Anyway... after our sense of overwhelming dissapointment at both of our
inabilities to break 200 wore off, we went back to my house to
straighten chris' hair. He thought he could do it himself................
  Maybe he should leave it to the professionals. *flex*
I like how one part of his bangs is longer than all the rest... very cool Chris.
Our next stop was of course somewhere with a dollar menu, because, if
you recall... that's all I can afford. The only decision was where
to spend our remaining time... now in our state of content McTopia. Mmmm,
double cheesburgers....
such a difficult choice..... and.. we go........
BOWLING!!! YESS!!!!!!... did we break 200?..... no... but we only got
to play 2 games... so our excuse is that we didn't have sufficient
warming time. Because... Chris and I really hit our bowling peak at
about game 67. At least that's our theory, some day we'll have the time
and money... and drugs... to be able to try it out.
Today's count: 20 days and inevitably rising...
| | |
| I've decided that I shall go 30 days eating only Carl's Jr Spicy
Chicken Sandwhiches. Why? Because I perhaps want to prove that America
is being fattened and prematurely killed by their fast-food filled
diet? NOPE!!! Because I'm a poor ass... and 99 cents a meal is all I
can afford...
Today started well. I decided to once more wait until the sun was
directly overhead to wake. After all... A.M. stands for "screw it,
let's sleep more"... there's no A in there... but there is an M.... so
it's not that big of a stretch. I drove way out to the other side of
town to pick up the music for the next philharmonic concert set which
starts in 2 days. We're doing Tchaikovsky's 4th symphony... which
consists mostly of really really high.... really chromatic notes
for the 1st violins. I just love when composers think to themselves
"You know what? I really want fast shrill notes in random sequence...

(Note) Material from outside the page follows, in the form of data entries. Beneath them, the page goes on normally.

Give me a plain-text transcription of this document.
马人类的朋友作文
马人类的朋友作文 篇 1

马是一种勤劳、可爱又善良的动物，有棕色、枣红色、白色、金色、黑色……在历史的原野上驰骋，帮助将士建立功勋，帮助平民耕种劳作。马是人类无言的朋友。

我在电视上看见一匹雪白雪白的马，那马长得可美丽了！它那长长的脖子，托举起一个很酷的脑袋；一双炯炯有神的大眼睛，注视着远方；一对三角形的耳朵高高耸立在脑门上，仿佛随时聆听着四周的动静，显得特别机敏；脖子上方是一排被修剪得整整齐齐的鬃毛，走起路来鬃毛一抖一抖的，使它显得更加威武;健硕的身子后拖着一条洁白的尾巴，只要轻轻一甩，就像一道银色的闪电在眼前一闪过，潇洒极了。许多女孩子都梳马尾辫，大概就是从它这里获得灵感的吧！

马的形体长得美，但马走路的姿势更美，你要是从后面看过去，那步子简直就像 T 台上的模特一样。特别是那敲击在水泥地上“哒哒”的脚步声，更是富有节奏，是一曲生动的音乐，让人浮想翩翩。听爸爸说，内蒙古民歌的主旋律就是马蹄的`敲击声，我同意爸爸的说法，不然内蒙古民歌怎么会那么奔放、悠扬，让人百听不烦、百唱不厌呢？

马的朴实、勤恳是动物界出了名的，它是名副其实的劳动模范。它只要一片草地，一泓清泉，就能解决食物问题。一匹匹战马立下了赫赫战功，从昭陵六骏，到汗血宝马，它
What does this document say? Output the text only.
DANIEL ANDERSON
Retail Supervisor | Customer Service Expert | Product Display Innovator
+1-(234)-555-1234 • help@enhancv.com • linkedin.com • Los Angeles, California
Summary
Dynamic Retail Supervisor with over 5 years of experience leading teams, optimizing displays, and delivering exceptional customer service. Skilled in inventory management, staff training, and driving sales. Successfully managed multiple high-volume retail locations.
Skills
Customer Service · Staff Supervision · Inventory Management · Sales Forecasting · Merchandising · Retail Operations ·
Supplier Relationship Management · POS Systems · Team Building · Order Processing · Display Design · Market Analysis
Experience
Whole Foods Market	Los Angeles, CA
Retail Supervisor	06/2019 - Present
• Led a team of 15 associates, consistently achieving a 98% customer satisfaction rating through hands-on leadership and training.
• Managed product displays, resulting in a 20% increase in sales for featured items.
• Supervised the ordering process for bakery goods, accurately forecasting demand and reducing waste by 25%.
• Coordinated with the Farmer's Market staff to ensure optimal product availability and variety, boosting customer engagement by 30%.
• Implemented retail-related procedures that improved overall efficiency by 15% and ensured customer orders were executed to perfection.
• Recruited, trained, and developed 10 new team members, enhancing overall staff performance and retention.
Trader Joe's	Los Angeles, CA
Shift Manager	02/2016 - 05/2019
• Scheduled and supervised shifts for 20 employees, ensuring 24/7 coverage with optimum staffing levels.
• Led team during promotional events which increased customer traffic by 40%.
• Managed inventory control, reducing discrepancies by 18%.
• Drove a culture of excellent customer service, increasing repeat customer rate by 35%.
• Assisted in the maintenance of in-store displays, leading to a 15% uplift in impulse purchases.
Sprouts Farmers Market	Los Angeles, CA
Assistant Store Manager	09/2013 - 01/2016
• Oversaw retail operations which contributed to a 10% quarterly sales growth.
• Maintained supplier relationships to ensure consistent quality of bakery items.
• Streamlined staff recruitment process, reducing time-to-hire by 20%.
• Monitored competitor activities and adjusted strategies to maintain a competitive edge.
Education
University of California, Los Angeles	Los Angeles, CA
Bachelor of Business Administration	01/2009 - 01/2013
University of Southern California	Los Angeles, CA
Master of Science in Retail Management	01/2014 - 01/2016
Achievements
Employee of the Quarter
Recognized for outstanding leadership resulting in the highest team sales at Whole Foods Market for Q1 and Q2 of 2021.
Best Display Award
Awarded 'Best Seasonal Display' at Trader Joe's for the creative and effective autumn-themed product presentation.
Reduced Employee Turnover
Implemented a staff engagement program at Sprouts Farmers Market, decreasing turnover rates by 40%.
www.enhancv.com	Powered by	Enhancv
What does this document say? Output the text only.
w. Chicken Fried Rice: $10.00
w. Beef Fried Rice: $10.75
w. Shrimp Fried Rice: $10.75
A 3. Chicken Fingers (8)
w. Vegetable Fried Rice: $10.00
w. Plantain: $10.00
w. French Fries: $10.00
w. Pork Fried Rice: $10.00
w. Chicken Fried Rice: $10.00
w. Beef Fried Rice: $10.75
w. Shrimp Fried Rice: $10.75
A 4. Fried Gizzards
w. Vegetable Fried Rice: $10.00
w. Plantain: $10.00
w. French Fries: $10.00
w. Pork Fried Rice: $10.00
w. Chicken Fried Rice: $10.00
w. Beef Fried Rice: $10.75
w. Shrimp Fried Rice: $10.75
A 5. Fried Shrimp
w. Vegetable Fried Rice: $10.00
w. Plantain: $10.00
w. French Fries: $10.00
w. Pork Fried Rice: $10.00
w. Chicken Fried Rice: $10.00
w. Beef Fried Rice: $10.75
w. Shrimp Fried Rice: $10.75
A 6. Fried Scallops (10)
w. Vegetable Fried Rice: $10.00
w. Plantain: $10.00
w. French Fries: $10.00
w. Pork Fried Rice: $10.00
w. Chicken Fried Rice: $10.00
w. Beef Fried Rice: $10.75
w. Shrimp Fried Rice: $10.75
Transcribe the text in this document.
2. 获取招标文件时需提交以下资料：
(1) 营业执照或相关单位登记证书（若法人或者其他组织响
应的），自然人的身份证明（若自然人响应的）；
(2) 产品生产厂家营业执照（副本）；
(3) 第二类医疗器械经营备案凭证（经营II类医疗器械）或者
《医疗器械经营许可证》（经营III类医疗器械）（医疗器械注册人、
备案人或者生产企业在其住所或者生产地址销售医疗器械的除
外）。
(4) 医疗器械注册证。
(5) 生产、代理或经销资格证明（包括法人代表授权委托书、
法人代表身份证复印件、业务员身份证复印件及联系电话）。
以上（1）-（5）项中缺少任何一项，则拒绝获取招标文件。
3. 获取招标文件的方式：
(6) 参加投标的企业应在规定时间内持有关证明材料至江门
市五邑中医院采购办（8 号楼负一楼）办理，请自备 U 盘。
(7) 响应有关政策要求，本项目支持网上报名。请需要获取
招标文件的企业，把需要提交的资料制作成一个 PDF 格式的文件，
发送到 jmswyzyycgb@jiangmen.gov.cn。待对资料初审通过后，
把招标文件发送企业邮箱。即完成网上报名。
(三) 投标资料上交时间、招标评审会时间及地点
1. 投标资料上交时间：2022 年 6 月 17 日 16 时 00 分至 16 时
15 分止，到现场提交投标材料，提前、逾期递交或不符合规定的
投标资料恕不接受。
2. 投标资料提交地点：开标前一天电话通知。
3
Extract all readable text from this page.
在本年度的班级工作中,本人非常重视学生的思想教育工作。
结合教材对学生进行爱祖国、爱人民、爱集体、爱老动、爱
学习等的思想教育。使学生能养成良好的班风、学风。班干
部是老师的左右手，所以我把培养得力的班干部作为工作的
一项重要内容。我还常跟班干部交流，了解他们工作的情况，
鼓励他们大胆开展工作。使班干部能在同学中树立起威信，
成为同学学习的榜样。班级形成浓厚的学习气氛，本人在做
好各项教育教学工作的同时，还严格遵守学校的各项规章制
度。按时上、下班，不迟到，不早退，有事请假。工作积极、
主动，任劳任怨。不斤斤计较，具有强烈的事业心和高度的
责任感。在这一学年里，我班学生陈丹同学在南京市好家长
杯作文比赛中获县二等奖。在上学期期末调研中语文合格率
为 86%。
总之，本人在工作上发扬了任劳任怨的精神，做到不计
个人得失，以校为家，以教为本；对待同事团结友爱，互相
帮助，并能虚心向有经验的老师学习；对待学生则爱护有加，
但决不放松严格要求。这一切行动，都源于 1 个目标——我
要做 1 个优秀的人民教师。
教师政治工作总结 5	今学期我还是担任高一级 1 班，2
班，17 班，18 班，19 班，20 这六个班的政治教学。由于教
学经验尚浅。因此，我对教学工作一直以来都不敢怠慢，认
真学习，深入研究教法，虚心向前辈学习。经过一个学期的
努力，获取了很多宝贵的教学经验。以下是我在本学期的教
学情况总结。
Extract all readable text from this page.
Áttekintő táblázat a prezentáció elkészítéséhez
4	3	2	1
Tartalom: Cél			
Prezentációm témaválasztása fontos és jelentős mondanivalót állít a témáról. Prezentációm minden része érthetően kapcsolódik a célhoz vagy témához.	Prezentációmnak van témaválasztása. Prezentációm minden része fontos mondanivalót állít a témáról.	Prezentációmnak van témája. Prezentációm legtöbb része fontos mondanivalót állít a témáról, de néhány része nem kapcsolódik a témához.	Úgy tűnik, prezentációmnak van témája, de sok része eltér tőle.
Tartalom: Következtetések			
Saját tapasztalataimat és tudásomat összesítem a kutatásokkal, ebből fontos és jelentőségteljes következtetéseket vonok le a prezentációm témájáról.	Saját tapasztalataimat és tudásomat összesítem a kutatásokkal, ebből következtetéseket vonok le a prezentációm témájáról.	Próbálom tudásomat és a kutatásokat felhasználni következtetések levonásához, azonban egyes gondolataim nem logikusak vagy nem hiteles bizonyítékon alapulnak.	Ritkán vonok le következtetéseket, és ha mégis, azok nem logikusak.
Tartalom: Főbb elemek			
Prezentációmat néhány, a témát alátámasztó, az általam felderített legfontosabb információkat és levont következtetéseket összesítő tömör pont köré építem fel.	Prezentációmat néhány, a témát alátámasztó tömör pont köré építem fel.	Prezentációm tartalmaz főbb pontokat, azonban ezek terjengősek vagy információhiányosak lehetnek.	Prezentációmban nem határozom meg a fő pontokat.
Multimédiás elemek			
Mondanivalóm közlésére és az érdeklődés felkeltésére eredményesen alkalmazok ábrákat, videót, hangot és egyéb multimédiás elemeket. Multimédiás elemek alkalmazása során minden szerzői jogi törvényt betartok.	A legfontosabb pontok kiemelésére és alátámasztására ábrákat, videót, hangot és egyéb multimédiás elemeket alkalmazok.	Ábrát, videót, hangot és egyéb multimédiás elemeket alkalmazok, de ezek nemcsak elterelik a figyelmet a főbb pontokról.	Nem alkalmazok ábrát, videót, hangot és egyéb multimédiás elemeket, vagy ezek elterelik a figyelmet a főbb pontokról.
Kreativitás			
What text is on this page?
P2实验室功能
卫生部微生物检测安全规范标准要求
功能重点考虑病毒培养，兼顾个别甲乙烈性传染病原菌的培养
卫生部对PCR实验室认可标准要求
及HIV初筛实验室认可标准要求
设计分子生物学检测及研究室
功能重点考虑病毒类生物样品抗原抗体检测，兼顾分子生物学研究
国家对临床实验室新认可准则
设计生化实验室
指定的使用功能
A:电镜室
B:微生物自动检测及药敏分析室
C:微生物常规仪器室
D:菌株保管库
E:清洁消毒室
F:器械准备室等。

let's give it to the violins!" They do it because we're the only ones
that can. And by we... I mean me. And by me... I mean some other
orchestra not based in Fresno.
..... Oh, and then Brahms Piano Concerto no. 2.... and something else to fill time.
My first student arrived dissapointingly soon after I arrived home. I
barely had time to eat my two Spicy Chickens. (gosh!)... I love
that 3 of my 4 students on Mondays has ADD... at least only one throws
an H in between. But it's okay... because Anthony is my
favvvvvvvooooorrrrriiiittttteeee! (he reads my xanga *grimaces*).
There anthony, now go practice!
The high point of my 12 hours of conciousness had to have been my 2 1/2
hour orchestra rehersal for school (CSUF). Let's see.... 6 1/2
people showed up tonight. I'm not sure if the half is for the one that
came late... the fact that I'm only half paying attention... or I'm
just counting the missed notes overall (in which case 2 1/3 people
came). But it's all okay... because I made up for it by forgetting my
instrument. Yes, that's right... I'm so professional I didn't bring my
viola. I did bring my violin though... so it's all good.
I came home... greeted by WWE wrestling on the TV. My brother (23 btw)
seems to think it's the greatest thing ever invented (I can't remember
if it was Edison or Washington Carver). I have to keep myself from
watching, because it's one of those things, that no matter how much you
despise the idea of oiled up scantily clad musclemen pretending to hurt
each other, once you start watching.... you can't stop. It just SUCKS
you right in and you can't stop watching. Kinda like the Home Shopping
Network. They must send out some sort of pulse from the screen that
immobilizes your thumb on the remote.
Should I be able to actually FEEL my arteries harden? Because I think I can.